There have been 24 Bosch novels. How many have been drawn upon for the show so far and how do you divide your time between writing those and adapting them for scripts?
I don’t know how many we’ve used. It was an unusual deal with Amazon at the beginning. It wasn’t like they optioned one book. They wanted all of Harry Bosch so that allowed me to say, ‘Hey, take what you need. I’m going to keep writing about Harry Bosch, and I don’t think you’ll ever catch up to me.’ So we have taken very liberally from the books – sometimes the entire plot, sometimes a moment or sometimes a relationship.
We sit in a writing room and there are six or seven writers if you include me, and that’s where I’m most involved, before we really start writing episodes. We’re working on S3 [of Bosch: Legacy] now. The writers are very much steeped in my work; they’re reading the books as they come and if there’s something that hits them in the right way then it’s like, ‘Have at it.’ But we’re now at this point where we often scratch our heads and say, ‘Didn’t we already use that?’
What was the impact of the strike on the writers, and do you have thoughts on whether AI is positive or negative?
The impact of the strike was very difficult. I know lots of writers beyond my show. We have writing rooms going for possible other shows and I know everybody, so it’s very difficult. But it was a righteous thing because streaming, especially in my country, has really taken over the entertainment industry. The shows are shorter, so it’s much harder for writers to make a good living. I really felt that the key things they were looking for in a strike were needed to keep this industry going.
AI is an existential threat to writers of books as well as TV, so I was also behind the goals of the Writers Guild of America to get some controls on that. I was a member of a group of writers who sued the makers of ChatGPT because, in my own example, they took my books, fed them into the AI model and you could go there and say, ‘Write me a new story about Harry Bosch’ – and that to me is a crime. It’s always about the three Cs: consent, control and compensation. I got none of that, and that to me is not fair. I’m OK because I’ve been very fortunate in my career, so it’s not like I need the money. But there are many writers who would like to have that opportunity. It’s a threat to writers, so I was definitely down with what the guild were attempting to get in their strikes, and they did get some controls on it.

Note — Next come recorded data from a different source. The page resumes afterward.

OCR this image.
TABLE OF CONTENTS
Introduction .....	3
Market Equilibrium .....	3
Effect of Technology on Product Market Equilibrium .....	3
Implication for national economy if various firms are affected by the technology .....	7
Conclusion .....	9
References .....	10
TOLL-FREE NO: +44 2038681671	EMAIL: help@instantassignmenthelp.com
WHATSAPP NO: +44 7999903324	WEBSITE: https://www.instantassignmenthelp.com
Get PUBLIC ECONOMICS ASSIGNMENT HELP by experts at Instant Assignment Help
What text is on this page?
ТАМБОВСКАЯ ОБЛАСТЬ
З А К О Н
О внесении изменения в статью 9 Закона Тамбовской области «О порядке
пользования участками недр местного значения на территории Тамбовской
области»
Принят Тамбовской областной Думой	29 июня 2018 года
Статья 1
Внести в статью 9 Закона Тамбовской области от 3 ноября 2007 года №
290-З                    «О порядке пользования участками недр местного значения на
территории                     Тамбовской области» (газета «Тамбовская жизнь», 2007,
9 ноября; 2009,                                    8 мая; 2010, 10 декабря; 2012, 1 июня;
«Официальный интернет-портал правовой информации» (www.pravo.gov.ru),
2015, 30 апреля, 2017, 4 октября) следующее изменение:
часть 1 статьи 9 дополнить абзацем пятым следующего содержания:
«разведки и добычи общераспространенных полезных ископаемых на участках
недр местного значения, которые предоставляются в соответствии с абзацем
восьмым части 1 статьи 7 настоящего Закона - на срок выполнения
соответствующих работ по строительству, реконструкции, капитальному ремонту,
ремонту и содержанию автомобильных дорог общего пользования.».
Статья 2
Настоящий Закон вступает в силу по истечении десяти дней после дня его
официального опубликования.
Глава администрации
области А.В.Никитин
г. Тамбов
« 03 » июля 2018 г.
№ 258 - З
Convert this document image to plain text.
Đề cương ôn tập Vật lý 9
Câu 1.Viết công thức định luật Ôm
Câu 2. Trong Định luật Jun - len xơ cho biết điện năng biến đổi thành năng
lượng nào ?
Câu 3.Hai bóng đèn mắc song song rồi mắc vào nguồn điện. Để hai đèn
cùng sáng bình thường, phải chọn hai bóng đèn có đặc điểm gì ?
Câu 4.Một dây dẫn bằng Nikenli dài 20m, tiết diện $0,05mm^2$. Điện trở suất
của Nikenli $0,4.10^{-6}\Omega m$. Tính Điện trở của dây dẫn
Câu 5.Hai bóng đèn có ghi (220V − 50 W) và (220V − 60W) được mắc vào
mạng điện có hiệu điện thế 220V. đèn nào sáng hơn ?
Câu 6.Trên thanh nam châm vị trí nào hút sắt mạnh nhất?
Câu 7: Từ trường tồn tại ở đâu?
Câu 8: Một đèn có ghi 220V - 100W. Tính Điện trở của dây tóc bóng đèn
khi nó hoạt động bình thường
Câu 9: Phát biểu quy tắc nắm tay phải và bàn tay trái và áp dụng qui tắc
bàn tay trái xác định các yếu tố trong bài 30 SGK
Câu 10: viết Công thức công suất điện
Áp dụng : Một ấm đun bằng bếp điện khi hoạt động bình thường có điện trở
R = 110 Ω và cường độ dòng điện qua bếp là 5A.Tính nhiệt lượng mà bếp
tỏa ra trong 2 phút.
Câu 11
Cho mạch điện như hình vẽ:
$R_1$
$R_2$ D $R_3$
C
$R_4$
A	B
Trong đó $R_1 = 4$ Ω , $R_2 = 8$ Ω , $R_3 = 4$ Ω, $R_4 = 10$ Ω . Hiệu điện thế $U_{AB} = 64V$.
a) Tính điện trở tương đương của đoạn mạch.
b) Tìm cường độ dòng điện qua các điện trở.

Prime Video has ordered a second Bosch spin-off. What does the Harry Bosch Universe say about the direction of travel for television?
As long as it’s the Harry Bosch Universe and not something else, I’m pretty happy with it. It’s one of those things where I have to shake my head because that’s what I’ve been doing in my books all along. I’ve always had cross-currents of books, characters cross paths and so on. I write like I like to read, and when I come across other writers who do that, I love that as a reader, and that’s what I practice as an author. When that is moving into streaming and to the evolution of these stories on screen, it’s pretty fantastic. Hopefully we’ll see other aspects of my work start being made and linked to the centre of the wheel, which I guess is always going to be Harry Bosch.